Our research also uncovered parts of the UK where a mortgage doesn’t have to over-stretch your finances.
Below average house prices in Birmingham and Manchester, and relatively higher wages, mean that buyers can still enjoy the buzz of the big city without paying a London premium.
Someone earning £28,107 per year in Birmingham, or a couple on £56,214, would only need to borrow 3.56 times their salary to secure a typical house of £235,681. In Manchester, it’s 3.77 times the average salary for a £235,650 home.
Edinburgh and Glasgow are also relatively affordable, as are major cities such as Liverpool, Newcastle and Leeds.
But some of the best bargains to be found are in the North of England and Scotland, as this table of the most affordable areas shows.
Experts believe we won’t see the frenzied activity of last year.
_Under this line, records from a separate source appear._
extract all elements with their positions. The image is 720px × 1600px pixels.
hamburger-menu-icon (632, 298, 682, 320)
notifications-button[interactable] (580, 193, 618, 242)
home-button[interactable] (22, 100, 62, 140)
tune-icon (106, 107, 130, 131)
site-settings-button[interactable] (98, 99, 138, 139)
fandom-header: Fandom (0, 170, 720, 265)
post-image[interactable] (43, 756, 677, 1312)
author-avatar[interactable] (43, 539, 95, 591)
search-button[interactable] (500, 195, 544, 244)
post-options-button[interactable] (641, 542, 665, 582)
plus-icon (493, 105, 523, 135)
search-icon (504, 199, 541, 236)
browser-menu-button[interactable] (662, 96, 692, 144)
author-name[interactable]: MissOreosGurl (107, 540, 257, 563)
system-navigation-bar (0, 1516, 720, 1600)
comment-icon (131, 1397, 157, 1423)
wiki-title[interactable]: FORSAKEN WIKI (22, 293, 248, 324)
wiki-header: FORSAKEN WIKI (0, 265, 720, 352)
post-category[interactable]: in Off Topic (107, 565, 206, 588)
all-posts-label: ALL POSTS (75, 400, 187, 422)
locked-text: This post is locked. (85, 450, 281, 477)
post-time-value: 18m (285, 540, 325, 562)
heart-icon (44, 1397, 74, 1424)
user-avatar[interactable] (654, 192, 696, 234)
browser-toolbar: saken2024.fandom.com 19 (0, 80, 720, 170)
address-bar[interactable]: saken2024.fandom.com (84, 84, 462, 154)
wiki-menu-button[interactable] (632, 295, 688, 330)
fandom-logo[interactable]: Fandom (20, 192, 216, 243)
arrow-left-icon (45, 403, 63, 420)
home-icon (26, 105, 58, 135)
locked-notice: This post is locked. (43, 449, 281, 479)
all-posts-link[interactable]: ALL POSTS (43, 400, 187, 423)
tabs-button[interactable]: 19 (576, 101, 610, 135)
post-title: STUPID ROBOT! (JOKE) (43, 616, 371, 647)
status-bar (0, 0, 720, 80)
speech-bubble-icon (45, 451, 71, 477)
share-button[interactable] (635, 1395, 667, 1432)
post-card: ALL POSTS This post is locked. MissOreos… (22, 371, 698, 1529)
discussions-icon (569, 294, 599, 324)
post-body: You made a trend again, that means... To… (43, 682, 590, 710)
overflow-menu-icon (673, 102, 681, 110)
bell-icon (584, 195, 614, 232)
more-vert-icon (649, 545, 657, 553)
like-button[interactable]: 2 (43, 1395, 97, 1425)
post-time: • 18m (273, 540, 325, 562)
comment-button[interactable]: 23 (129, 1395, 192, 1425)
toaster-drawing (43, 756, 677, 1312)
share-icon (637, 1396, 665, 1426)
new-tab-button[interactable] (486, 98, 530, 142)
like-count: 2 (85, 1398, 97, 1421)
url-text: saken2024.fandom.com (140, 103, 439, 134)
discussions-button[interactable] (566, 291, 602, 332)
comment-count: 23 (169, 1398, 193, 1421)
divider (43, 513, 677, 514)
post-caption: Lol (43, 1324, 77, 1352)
House prices are set to rise at around 3%, rather than the 6.6% reported at the end of September 2021.
Our figures show that many first-time buyers are being squeezed out of the cities where they grew up or work, which can have wider repercussions for local economies.
New mortgage products, such as those offering seven times a person’s salary, could help more people to secure their first home but it’s important to remember the regulations haven’t changed and they’ll still need to meet strict lending requirements.
As always, it comes down to an individual’s circumstances and risk, and lenders and brokers must still put strict affordability checks in place to ensure borrowers can still meet their repayments, even if their finances change.